= Mark Hedley =

British judge (born 1946)

Sir Mark Hedley, DL (born 23 August 1946) is a British retired judge. He was a Justice of the High Court from 2002 to 2013.

==Early life and education==
Hedley was born on 23 August 1946 in London, England. He was educated at Framlingham College, then an all-boys private school. He studied law at the University of Liverpool, graduating with a Bachelor of Laws (LLB) degree.

==Legal career==
Hedley was called to the bar at Gray's Inn in 1969 and made a bencher in 2002. He was appointed a Recorder in 1988 and a circuit judge for the Northern Circuit in 1992. On 11 January 2002, he was appointed a High Court judge, receiving the customary knighthood, and assigned to the Family Division.

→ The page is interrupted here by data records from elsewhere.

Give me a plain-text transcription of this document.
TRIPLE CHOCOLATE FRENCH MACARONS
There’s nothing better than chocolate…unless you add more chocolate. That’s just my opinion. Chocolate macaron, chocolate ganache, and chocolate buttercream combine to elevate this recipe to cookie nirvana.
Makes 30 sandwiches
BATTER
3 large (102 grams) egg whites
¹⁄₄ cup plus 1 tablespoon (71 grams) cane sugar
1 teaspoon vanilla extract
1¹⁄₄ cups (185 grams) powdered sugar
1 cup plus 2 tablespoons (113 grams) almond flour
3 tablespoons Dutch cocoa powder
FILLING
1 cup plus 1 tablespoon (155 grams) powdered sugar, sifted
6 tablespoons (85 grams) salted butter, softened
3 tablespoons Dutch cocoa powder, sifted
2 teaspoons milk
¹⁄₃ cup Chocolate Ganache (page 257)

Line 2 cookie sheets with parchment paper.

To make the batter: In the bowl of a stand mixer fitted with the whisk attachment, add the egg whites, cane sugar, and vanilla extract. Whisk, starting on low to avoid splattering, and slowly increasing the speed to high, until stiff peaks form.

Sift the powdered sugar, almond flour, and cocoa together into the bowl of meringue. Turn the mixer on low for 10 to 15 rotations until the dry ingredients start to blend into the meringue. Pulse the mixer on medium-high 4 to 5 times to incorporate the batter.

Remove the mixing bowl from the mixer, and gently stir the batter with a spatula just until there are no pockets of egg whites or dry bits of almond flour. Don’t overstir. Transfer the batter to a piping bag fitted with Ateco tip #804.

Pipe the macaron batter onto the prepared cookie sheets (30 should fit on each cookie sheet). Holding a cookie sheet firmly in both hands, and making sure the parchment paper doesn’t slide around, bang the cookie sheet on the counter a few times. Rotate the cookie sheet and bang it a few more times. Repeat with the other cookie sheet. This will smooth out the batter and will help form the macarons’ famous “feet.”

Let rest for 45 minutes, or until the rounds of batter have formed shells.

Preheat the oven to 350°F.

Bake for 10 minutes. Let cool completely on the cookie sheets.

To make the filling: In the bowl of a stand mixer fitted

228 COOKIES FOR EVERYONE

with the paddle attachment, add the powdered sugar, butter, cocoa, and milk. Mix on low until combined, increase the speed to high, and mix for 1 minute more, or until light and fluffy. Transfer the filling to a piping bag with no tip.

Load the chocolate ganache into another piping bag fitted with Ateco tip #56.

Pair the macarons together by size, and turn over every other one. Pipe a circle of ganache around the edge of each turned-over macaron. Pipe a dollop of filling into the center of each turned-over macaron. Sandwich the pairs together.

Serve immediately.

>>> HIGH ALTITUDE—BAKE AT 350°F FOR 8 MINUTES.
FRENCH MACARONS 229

He retired on 10 January 2013.

==Ecclesiastical career==
Since 1975, Hedley has been a Reader (licensed lay minister) of the Church of England. In 2002, he was appointed Chancellor of the Anglican Diocese of Liverpool. In August 2024 a BBC investigation revealed that Hedley had made Decisions in his role as Deputy President of Tribunals which meant that complaints against a priest were not able to be examined fully under the Clergy Discipline Measure. Hedley wrote in his Decision: "I think it could be proved that the respondent had some non-consensual homosexual relations with the complainant." However, he declined to send the case to a tribunal because he did not think it was possible to prove that the alleged victim was under the age of 18.

==Honours==
On 27 April 2015, Hedley was appointed a Deputy Lieutenant (DL) of Merseyside.

He was awarded the Canterbury Cross for Services to the Church of England in 2022.